Wood died in 1944 and, had he wanted to, could have devoted more time to recording. But does this attitude speak wider truths about his approach to the conductor’s art? British conductor Neil Thomson, former Head of Conducting at the Royal College of Music, reckons Wood was “first and foremost a practical musician. Today his legacy is still audible and visible; the discipline and professionalism of our orchestras, their extraordinary sightreading skills and stylistic flexibility, are all qualities we now take for granted. Wood was undoubtedly a catalyst for changing the way orchestras at the turn of the 20th century played and worked.
“Don’t forget he conducted every concert at The Proms until the 1941 season. Given the huge amount of repertoire he got through, clearly there was little room for doubt or second thoughts; once etched in blue pencil the music stayed that way. No doubt his working methods and artistic outlook were, to an extent, conditioned by the pressure of getting through an enormous number of concerts. But it’s also clear he thrived in this atmosphere. He expected good intonation and ensemble. I love the image of him standing in the wings with his homemade tuning box, making every player check their ‘A’ before going on stage.”

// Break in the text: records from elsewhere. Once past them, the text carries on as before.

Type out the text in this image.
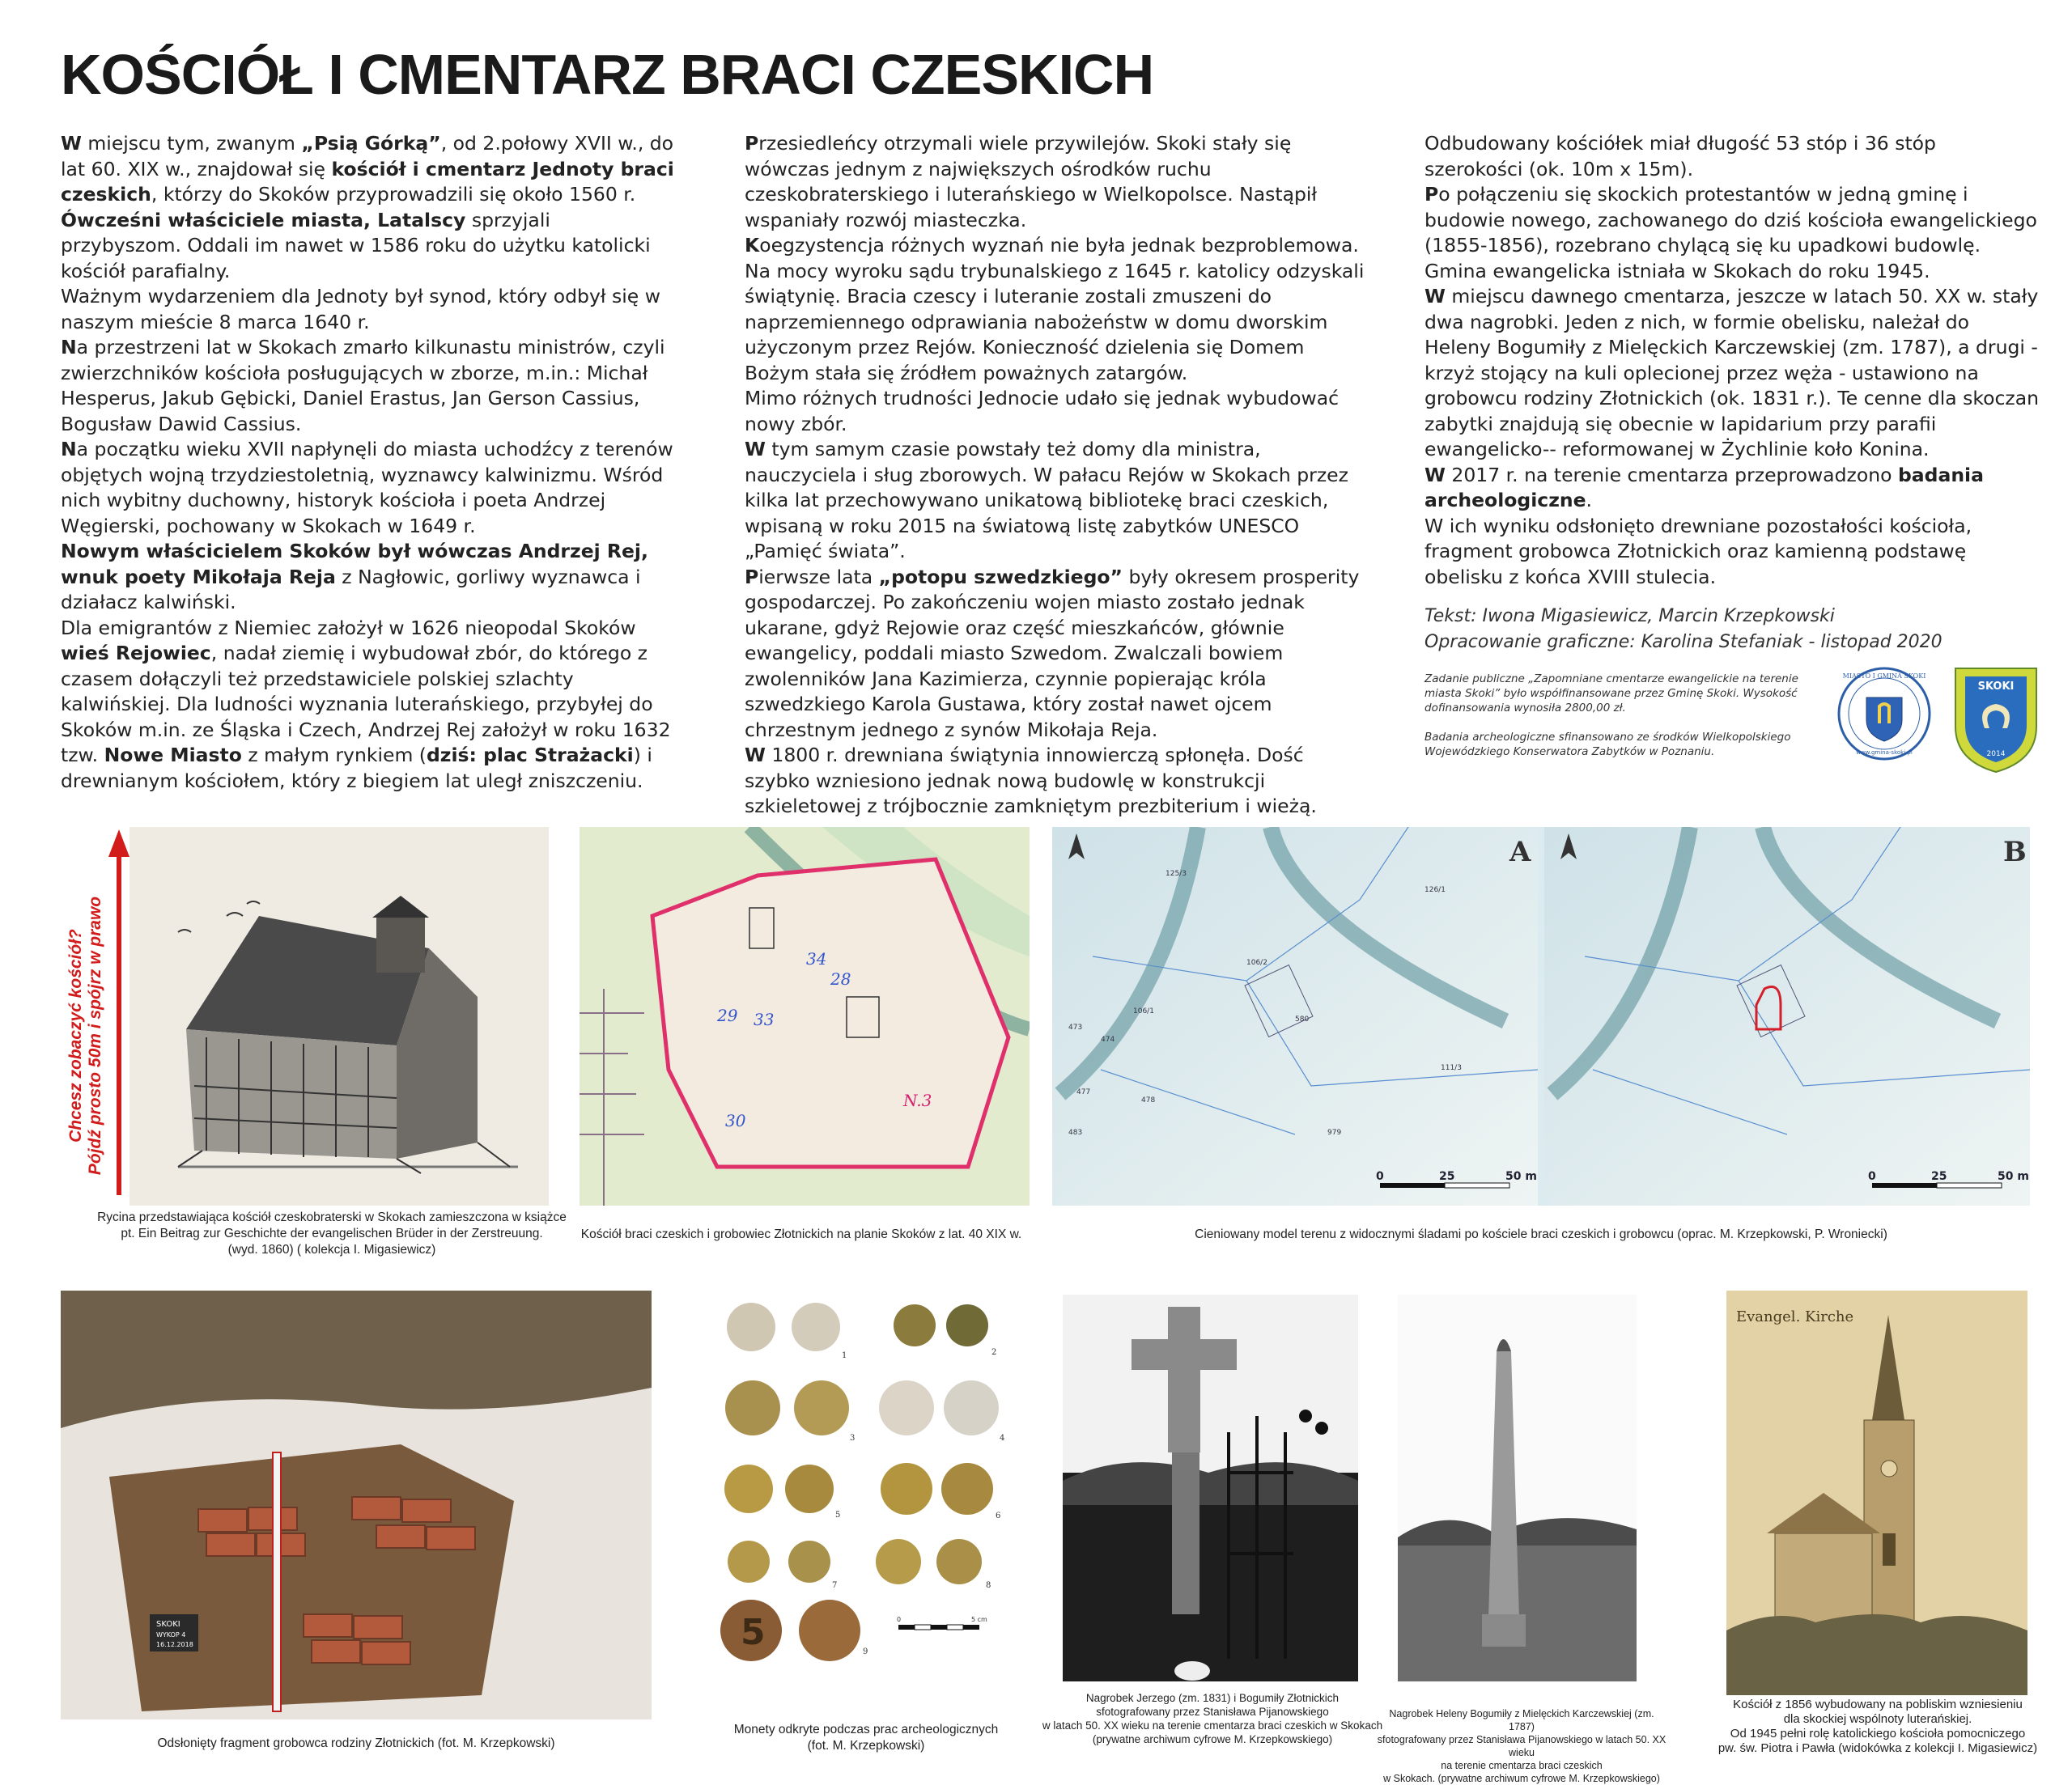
KOŚCIÓŁ I CMENTARZ BRACI CZESKICH

W miejscu tym, zwanym „Psią Górką”, od 2.połowy XVII w., do lat 60. XIX w., znajdował się kościół i cmentarz Jednoty braci czeskich, którzy do Skoków przyprowadzili się około 1560 r.

Ówcześni właściciele miasta, Latalscy sprzyjali przybyszom. Oddali im nawet w 1586 roku do użytku katolicki kościół parafialny.

Ważnym wydarzeniem dla Jednoty był synod, który odbył się w naszym mieście 8 marca 1640 r.

Na przestrzeni lat w Skokach zmarło kilkunastu ministrów, czyli zwierzchników kościoła posługujących w zborze, m.in.: Michał Hesperus, Jakub Gębicki, Daniel Erastus, Jan Gerson Cassius, Bogusław Dawid Cassius.

Na początku wieku XVII napłynęli do miasta uchodźcy z terenów objętych wojną trzydziestoletnią, wyznawcy kalwinizmu. Wśród nich wybitny duchowny, historyk kościoła i poeta Andrzej Węgierski, pochowany w Skokach w 1649 r.

Nowym właścicielem Skoków był wówczas Andrzej Rej, wnuk poety Mikołaja Reja z Nagłowic, gorliwy wyznawca i działacz kalwiński.

Dla emigrantów z Niemiec założył w 1626 nieopodal Skoków wieś Rejowiec, nadał ziemię i wybudował zbór, do którego z czasem dołączyli też przedstawiciele polskiej szlachty kalwińskiej. Dla ludności wyznania luterańskiego, przybyłej do Skoków m.in. ze Śląska i Czech, Andrzej Rej założył w roku 1632 tzw. Nowe Miasto z małym rynkiem (dziś: plac Strażacki) i drewnianym kościołem, który z biegiem lat uległ zniszczeniu.

Przesiedleńcy otrzymali wiele przywilejów. Skoki stały się wówczas jednym z największych ośrodków ruchu czeskobraterskiego i luterańskiego w Wielkopolsce. Nastąpił wspaniały rozwój miasteczka.

Koegzystencja różnych wyznań nie była jednak bezproblemowa. Na mocy wyroku sądu trybunalskiego z 1645 r. katolicy odzyskali świątynię. Bracia czescy i luteranie zostali zmuszeni do naprzemiennego odprawiania nabożeństw w domu dworskim użyczonym przez Rejów. Konieczność dzielenia się Domem Bożym stała się źródłem poważnych zatargów.

Mimo różnych trudności Jednocie udało się jednak wybudować nowy zbór.

W tym samym czasie powstały też domy dla ministra, nauczyciela i sług zborowych. W pałacu Rejów w Skokach przez kilka lat przechowywano unikatową bibliotekę braci czeskich, wpisaną w roku 2015 na światową listę zabytków UNESCO „Pamięć świata”.

Pierwsze lata „potopu szwedzkiego” były okresem prosperity gospodarczej. Po zakończeniu wojen miasto zostało jednak ukarane, gdyż Rejowie oraz część mieszkańców, głównie ewangelicy, poddali miasto Szwedom. Zwalczali bowiem zwolenników Jana Kazimierza, czynnie popierając króla szwedzkiego Karola Gustawa, który został nawet ojcem chrzestnym jednego z synów Mikołaja Reja.

W 1800 r. drewniana świątynia innowierczą spłonęła. Dość szybko wzniesiono jednak nową budowlę w konstrukcji szkieletowej z trójbocznie zamkniętym prezbiterium i wieżą.

Odbudowany kościółek miał długość 53 stóp i 36 stóp szerokości (ok. 10m x 15m).

Po połączeniu się skockich protestantów w jedną gminę i budowie nowego, zachowanego do dziś kościoła ewangelickiego (1855-1856), rozebrano chylącą się ku upadkowi budowlę. Gmina ewangelicka istniała w Skokach do roku 1945.

W miejscu dawnego cmentarza, jeszcze w latach 50. XX w. stały dwa nagrobki. Jeden z nich, w formie obelisku, należał do Heleny Bogumiły z Mielęckich Karczewskiej (zm. 1787), a drugi - krzyż stojący na kuli oplecionej przez węża - ustawiono na grobowcu rodziny Złotnickich (ok. 1831 r.). Te cenne dla skoczan zabytki znajdują się obecnie w lapidarium przy parafii ewangelicko-- reformowanej w Żychlinie koło Konina.

W 2017 r. na terenie cmentarza przeprowadzono badania archeologiczne.

W ich wyniku odsłonięto drewniane pozostałości kościoła, fragment grobowca Złotnickich oraz kamienną podstawę obelisku z końca XVIII stulecia.

Tekst: Iwona Migasiewicz, Marcin Krzepkowski
Opracowanie graficzne: Karolina Stefaniak - listopad 2020

Zadanie publiczne „Zapomniane cmentarze ewangelickie na terenie miasta Skoki” było współfinansowane przez Gminę Skoki. Wysokość dofinansowania wynosiła 2800,00 zł.

Badania archeologiczne sfinansowano ze środków Wielkopolskiego Wojewódzkiego Konserwatora Zabytków w Poznaniu.

MIASTO I GMINA SKOKI
www.gmina-skoki.pl
SKOKI
2014

Chcesz zobaczyć kościół? Pójdź prosto 50m i spójrz w prawo

Rycina przedstawiająca kościół czeskobraterski w Skokach zamieszczona w książce

pt. Ein Beitrag zur Geschichte der evangelischen Brüder in der Zerstreuung.

(wyd. 1860) ( kolekcja I. Migasiewicz)

34
28
29 33
30
N.3
Kościół braci czeskich i grobowiec Złotnickich na planie Skoków z lat. 40 XIX w.
A	B
125/3
126/1
106/2
106/1
580
473
474
477
478
483	979
111/3
0	25	50 m	0	25	50 m
Cieniowany model terenu z widocznymi śladami po kościele braci czeskich i grobowcu (oprac. M. Krzepkowski, P. Wroniecki)
SKOKI
WYKOP 4
16.12.2018
Odsłonięty fragment grobowca rodziny Złotnickich (fot. M. Krzepkowski)
5
1	2
3	4
5	6
7	8
9
0	5 cm

Monety odkryte podczas prac archeologicznych

(fot. M. Krzepkowski)

Nagrobek Jerzego (zm. 1831) i Bogumiły Złotnickich

sfotografowany przez Stanisława Pijanowskiego

w latach 50. XX wieku na terenie cmentarza braci czeskich w Skokach

(prywatne archiwum cyfrowe M. Krzepkowskiego)

Nagrobek Heleny Bogumiły z Mielęckich Karczewskiej (zm. 1787)

sfotografowany przez Stanisława Pijanowskiego w latach 50. XX wieku

na terenie cmentarza braci czeskich

w Skokach. (prywatne archiwum cyfrowe M. Krzepkowskiego)

Evangel. Kirche

Kościół z 1856 wybudowany na pobliskim wzniesieniu

dla skockiej wspólnoty luterańskiej.

Od 1945 pełni rolę katolickiego kościoła pomocniczego

pw. św. Piotra i Pawła (widokówka z kolekcji I. Migasiewicz)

Wood programmed as much technically demanding New Music as he did, placing inevitable strain on already precious rehearsal time, because he genuinely believed in the cause of promoting the music of his own time. The inspiring list of British premieres he led – which includes Mahler’s Song of the Earth and Symphonies 1, 4, 7, 8, Stravinsky’s Firebird Suite, Shostakovich’s Seventh and Eighth symphonies, Debussy’s Prelude à l’après-midi d’un faune, Bartók’s Dance Suite, Hindemith’s Kammermusik and Ravel’s Left Hand Concerto (and you do wonder what the BBC Symphony Orchestra, circa 1942, would have made of the jazz-derived rhythms of Aaron Copland’s Billy the Kid!) – is impressive as a technical feat, but also because it demonstrates Wood’s broad aesthetic sympathies. Rehearsing Schoenberg’s Five Orchestral Pieces, and needing to deflect those inevitable rank-and-file grumbles, he advised his Queen’s Hall Orchestra: “Stick to it. This is nothing to what you’ll have to play in twenty years’ time.” And how refreshing to remind ourselves of that story, rather than indulge Thomas Beecham’s pooterish grocer mentality, er, wit.